To operate or not to operate? Pediatric surgeons are no strangers to thorny clinical dilemmas, but few are as intricate as the decision to perform gender-assignment surgery.
Historically, these calls were straightforward, Cheng says. Babies born with ambiguous genitalia were treated as emergency cases, and the need for prompt gender assignment deemed acute. But over the last 20 years, this sort of “magical thinking” has given way to a more nuanced approach, a shift fueled by new insights into the astounding complexity of sex differentiation and gender development.
“This new knowledge has sparked as many questions as it has answered,” says Madonna, who specializes in feminizing genitoplasty for the treatment of conditions such as congenital adrenal insufficiency, partial or complete androgen insensitivity, and Mayer-Rokitansky-Küster-Hauser syndrome, among others. In the process, Madonna says, it’s transformed the role of the pediatric surgeon in the treatment of children with disorders of sexual differentiation (DSDs).
“Surgeons used to drive much of the medical decision-making, probably because they often had the loudest voices in the room,” Cheng says. “Not so anymore. We function as part of a multidisciplinary team, take a backseat and let families make the call.”
The Lurie Children’s program, which Cheng co-directs with Robert Garofalo, MD, MPH, division chief of Adolescent Medicine at Lurie Children’s, has been ahead of the evolutionary curve on DSD care.
Launched in 2013, the program brings together specialists from general surgery, urology, endocrinology, general pediatrics, genetics and psychology. In addition to Cheng and Madonna, the surgery team also includes Elizabeth Yerkes, MD, and Emilie Johnson, MD, MPH, from the Division of Urology, and Marleta Reynolds, MD, the surgeon-in-chief for Lurie Children’s Department of Surgery.

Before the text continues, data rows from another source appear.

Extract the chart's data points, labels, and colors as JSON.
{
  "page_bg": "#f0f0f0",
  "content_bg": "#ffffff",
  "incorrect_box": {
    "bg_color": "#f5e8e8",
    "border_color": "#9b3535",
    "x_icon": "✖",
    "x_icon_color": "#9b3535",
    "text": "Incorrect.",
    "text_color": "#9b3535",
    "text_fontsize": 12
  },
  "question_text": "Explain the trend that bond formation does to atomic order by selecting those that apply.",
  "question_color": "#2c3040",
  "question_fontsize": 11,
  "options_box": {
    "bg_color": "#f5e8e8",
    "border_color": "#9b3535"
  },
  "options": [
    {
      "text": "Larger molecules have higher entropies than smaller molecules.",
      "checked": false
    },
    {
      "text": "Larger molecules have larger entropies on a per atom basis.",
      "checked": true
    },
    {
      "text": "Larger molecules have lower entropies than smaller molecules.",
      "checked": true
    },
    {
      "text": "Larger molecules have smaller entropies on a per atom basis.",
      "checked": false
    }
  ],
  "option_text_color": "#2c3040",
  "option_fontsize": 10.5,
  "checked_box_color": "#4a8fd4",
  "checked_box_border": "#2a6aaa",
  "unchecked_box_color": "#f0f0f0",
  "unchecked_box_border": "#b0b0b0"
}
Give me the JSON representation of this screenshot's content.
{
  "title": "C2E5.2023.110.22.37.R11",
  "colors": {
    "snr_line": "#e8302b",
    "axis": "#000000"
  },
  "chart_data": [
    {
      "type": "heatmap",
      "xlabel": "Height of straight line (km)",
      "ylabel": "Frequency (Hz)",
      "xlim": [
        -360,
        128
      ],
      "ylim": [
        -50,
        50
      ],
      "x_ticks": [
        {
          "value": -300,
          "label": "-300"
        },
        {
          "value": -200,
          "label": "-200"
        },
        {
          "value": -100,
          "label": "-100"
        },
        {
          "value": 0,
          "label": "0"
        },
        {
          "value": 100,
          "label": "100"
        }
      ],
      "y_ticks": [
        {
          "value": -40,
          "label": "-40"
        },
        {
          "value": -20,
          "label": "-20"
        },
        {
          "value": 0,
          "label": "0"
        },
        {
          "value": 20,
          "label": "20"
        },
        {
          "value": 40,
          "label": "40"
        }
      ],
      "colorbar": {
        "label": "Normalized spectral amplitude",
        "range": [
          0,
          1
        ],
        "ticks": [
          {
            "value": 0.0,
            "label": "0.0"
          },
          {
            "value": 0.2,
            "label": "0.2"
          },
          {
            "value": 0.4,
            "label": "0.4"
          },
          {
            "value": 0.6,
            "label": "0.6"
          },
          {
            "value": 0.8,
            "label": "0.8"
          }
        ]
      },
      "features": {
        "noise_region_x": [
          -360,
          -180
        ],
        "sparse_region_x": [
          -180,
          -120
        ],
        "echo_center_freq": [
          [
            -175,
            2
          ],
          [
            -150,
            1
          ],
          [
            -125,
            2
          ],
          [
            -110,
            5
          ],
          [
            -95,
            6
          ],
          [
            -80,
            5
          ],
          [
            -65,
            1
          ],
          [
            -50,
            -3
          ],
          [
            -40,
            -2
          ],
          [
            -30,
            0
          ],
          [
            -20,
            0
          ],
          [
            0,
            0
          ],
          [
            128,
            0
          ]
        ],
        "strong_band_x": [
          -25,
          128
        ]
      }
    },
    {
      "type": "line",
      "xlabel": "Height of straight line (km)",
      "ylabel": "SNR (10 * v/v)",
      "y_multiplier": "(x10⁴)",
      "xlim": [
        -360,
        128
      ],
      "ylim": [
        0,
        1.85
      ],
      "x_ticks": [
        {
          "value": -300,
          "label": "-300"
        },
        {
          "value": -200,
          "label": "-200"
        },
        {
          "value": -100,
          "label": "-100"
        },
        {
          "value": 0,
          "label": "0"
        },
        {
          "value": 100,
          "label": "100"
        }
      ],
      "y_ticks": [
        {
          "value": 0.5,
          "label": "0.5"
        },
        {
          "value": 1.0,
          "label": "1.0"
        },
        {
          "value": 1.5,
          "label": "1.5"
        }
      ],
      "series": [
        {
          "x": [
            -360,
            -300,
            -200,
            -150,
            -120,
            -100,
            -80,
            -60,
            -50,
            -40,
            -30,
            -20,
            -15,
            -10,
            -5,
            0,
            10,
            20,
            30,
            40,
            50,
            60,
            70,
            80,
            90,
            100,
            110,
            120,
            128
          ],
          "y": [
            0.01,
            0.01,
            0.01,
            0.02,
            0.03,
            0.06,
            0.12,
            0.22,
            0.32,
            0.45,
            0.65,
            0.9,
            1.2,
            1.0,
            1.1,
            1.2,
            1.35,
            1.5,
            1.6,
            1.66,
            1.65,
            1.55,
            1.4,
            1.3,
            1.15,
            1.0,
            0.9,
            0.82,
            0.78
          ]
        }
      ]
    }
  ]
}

But what makes the program unique are its two parallel clinical tracks, each focused on the diagnosis and treatment of two separate patient groups: Children with DSDs and children with gender non-conforming behaviors or gender dysphoria. The two populations represent distinct clinical entities, Cheng says, that nonetheless share some psycho-social and medical characteristics. Currently, the gender track offers clinic two to three times a week and sees more than 300 children followed by adolescent medicine, mental health and endocrinology specialists. The DSD arm has clinics twice a month and sees more than 100 patients followed by specialists from urology, surgery, endocrinology and psychology.

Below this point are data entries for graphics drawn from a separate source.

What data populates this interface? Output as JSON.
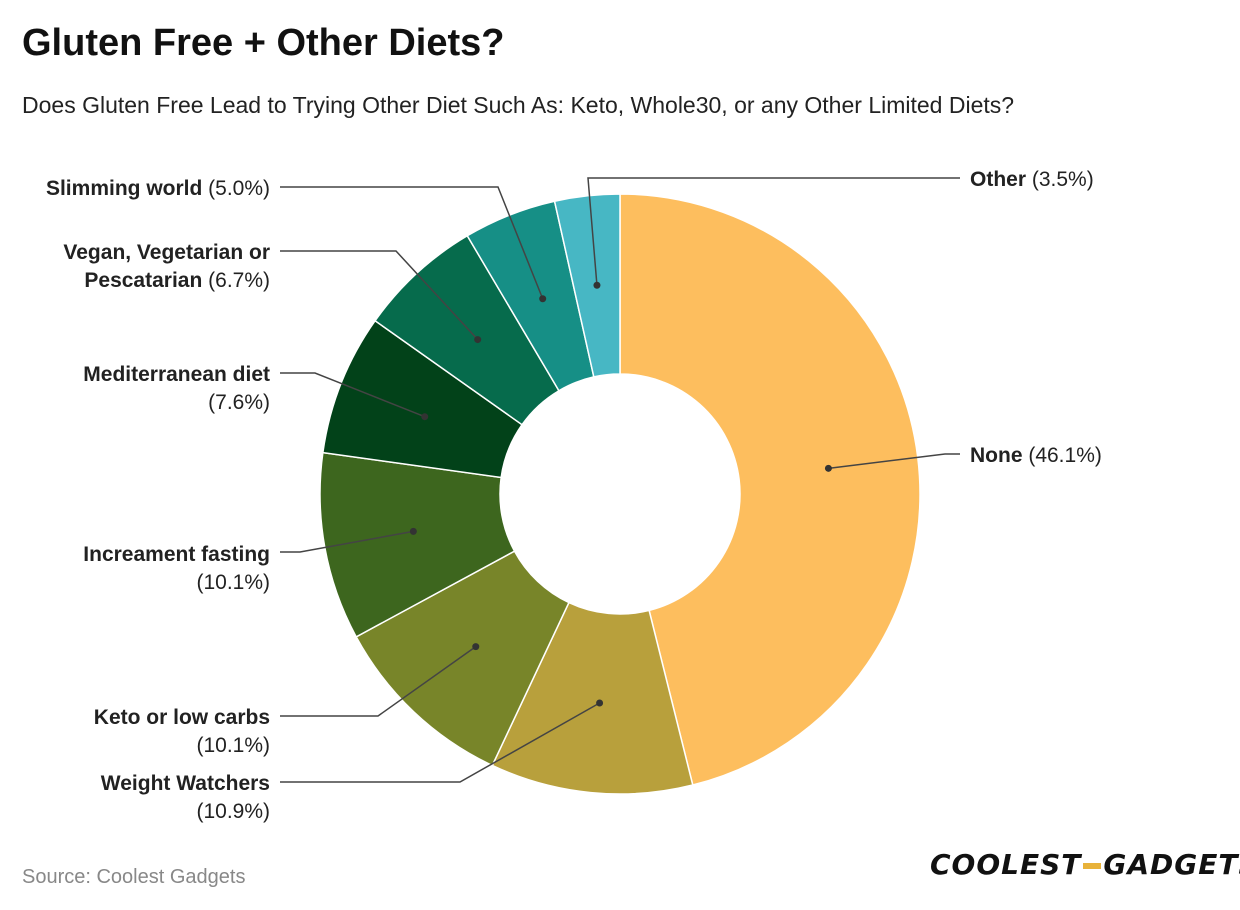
{
  "header": {
    "title": "Gluten Free + Other Diets?",
    "subtitle": "Does Gluten Free Lead to Trying Other Diet Such As: Keto, Whole30, or any Other Limited Diets?"
  },
  "footer": {
    "source": "Source: Coolest Gadgets",
    "logo_left": "COOLEST",
    "logo_right": "GADGETS"
  },
  "chart_data": {
    "type": "pie",
    "title": "Gluten Free + Other Diets?",
    "subtitle": "Does Gluten Free Lead to Trying Other Diet Such As: Keto, Whole30, or any Other Limited Diets?",
    "donut": true,
    "slices": [
      {
        "name": "None",
        "value": 46.1,
        "pct_label": "(46.1%)",
        "color": "#fdbe5e"
      },
      {
        "name": "Weight Watchers",
        "value": 10.9,
        "pct_label": "(10.9%)",
        "color": "#b8a03c"
      },
      {
        "name": "Keto or low carbs",
        "value": 10.1,
        "pct_label": "(10.1%)",
        "color": "#788529"
      },
      {
        "name": "Increament fasting",
        "value": 10.1,
        "pct_label": "(10.1%)",
        "color": "#3d661e"
      },
      {
        "name": "Mediterranean diet",
        "value": 7.6,
        "pct_label": "(7.6%)",
        "color": "#024219"
      },
      {
        "name": "Vegan, Vegetarian or Pescatarian",
        "value": 6.7,
        "pct_label": "(6.7%)",
        "color": "#066b4c"
      },
      {
        "name": "Slimming world",
        "value": 5.0,
        "pct_label": "(5.0%)",
        "color": "#168f86"
      },
      {
        "name": "Other",
        "value": 3.5,
        "pct_label": "(3.5%)",
        "color": "#47b7c4"
      }
    ]
  }
}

But the program’s vision goes beyond delivering optimal clinical care and the latest treatment approaches. Its ambition is to help define best practices through research. To stimulate scientific cross-pollination, the Lurie Children’s team holds quarterly conferences with specialists from all of the above disciplines but also from medical ethics, fertility, radiology and pathology.

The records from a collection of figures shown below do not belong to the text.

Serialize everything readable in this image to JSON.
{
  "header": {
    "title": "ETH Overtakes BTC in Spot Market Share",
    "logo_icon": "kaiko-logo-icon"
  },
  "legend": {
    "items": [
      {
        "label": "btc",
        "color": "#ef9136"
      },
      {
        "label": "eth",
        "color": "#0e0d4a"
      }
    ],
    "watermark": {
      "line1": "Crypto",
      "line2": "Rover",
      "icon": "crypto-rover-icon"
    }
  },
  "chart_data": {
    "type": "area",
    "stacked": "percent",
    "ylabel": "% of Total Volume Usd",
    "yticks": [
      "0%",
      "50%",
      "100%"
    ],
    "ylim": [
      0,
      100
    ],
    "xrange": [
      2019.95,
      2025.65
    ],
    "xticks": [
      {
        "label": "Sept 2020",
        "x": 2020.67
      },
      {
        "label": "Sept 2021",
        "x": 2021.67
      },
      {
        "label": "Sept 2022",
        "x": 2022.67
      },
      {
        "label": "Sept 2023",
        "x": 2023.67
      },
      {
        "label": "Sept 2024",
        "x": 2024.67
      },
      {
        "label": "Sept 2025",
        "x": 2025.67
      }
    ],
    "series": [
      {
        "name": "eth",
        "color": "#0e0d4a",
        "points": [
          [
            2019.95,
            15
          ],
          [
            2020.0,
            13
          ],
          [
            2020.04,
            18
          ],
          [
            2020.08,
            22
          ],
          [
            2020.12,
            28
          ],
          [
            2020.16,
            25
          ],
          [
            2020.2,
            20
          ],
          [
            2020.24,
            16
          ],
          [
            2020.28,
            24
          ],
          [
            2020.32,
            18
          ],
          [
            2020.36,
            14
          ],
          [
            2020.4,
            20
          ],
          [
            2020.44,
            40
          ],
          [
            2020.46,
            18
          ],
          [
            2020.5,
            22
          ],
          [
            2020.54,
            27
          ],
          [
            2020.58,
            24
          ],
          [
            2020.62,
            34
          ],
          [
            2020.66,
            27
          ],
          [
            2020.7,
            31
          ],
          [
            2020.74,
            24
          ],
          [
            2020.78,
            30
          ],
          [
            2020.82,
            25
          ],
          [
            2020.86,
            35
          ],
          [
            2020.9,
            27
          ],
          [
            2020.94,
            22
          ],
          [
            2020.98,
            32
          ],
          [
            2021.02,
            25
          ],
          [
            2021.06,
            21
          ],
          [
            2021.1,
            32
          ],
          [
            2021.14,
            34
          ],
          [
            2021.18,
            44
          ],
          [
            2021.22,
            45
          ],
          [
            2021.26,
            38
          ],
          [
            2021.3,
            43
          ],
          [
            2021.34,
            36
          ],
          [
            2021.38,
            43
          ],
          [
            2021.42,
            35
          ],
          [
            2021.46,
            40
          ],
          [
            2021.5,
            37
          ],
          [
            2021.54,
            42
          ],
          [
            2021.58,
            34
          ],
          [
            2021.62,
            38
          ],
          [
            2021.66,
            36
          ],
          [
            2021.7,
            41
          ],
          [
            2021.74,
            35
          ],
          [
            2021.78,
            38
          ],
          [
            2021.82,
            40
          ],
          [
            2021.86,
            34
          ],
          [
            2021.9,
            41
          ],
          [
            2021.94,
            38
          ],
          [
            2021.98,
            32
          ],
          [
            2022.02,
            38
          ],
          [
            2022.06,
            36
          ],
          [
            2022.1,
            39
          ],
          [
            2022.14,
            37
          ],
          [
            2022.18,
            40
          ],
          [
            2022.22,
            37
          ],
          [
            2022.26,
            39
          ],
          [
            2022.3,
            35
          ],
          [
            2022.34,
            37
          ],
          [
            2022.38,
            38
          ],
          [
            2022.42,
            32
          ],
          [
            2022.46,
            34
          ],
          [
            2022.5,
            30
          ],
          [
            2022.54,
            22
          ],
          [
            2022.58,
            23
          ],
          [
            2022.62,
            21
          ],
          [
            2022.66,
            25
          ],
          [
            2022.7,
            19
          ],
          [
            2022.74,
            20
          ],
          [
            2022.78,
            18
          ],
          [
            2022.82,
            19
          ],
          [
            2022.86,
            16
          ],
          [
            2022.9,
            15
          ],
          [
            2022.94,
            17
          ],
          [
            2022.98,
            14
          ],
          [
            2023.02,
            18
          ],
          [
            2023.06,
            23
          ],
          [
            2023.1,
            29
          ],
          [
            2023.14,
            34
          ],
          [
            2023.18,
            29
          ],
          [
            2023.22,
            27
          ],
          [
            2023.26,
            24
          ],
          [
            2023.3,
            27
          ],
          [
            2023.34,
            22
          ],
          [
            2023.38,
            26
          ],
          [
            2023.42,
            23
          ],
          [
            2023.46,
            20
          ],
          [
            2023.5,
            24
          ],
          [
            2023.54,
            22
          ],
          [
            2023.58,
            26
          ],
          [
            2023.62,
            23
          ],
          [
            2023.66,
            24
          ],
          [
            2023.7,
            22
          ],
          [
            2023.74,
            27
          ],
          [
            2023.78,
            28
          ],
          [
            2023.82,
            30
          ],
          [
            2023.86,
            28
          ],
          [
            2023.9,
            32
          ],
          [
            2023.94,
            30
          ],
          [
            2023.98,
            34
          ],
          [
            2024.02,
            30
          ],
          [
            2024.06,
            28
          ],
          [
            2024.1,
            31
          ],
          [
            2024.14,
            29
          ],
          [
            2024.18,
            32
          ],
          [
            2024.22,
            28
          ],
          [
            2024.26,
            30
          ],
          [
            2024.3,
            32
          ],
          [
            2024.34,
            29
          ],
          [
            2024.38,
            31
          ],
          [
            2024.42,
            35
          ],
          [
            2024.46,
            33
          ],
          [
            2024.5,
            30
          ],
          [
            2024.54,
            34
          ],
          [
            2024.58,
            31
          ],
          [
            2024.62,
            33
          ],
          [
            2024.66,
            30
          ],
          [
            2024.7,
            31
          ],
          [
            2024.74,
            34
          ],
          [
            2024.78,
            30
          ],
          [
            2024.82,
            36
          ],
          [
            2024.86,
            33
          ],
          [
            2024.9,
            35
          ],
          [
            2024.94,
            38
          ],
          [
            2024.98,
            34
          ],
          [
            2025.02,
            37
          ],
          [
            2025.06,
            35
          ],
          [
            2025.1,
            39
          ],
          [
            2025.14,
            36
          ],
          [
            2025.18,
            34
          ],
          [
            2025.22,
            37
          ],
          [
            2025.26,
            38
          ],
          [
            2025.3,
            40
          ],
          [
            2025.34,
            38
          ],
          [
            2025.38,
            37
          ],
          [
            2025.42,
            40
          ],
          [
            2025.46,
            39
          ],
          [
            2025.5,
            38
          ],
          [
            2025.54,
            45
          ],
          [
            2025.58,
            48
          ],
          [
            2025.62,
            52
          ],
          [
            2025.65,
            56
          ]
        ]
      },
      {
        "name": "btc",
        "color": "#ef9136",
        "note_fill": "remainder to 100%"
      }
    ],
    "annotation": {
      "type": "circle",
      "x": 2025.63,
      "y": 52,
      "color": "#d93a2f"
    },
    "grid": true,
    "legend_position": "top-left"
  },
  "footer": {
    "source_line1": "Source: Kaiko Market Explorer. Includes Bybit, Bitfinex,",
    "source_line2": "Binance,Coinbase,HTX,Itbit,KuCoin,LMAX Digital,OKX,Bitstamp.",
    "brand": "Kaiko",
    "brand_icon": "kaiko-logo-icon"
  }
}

Research should help elucidate some lingering unknowns about the long-term effects of medical and surgical treatment in either patient group, as well as questions related to reproduction and fertility.
One of the most pressing questions remains optimal timing of gender-assignment surgery. Surgery timing is predicated on a constellation of factors including the specific condition, the family’s comfort level with waiting, as well as fertility considerations. Conditions that put patients at high risk for gonadal cancer — such as Turner syndrome and certain androgen insensitivity syndromes — tend to warrant earlier intervention for gonad removal.
In the absence of scientific clarity, to operate or not and if so when remains one of the most challenging conundrums of DSD care.
“As surgeons, we have to be open and honest about what we know and what we don’t, yet confident and encouraging enough to help families navigate the uncertainty without paralyzing their decision-making,” Cheng says.
Generally, the best approach is to allow the child to grow into his or her gender and make his or her own decision, says Madonna. Some families are not comfortable waiting that long due to societal pressures. Children with DSD have to exist in a world of clearly defined sex and gender roles, and social stigma, which although rapidly dissipating is still very real.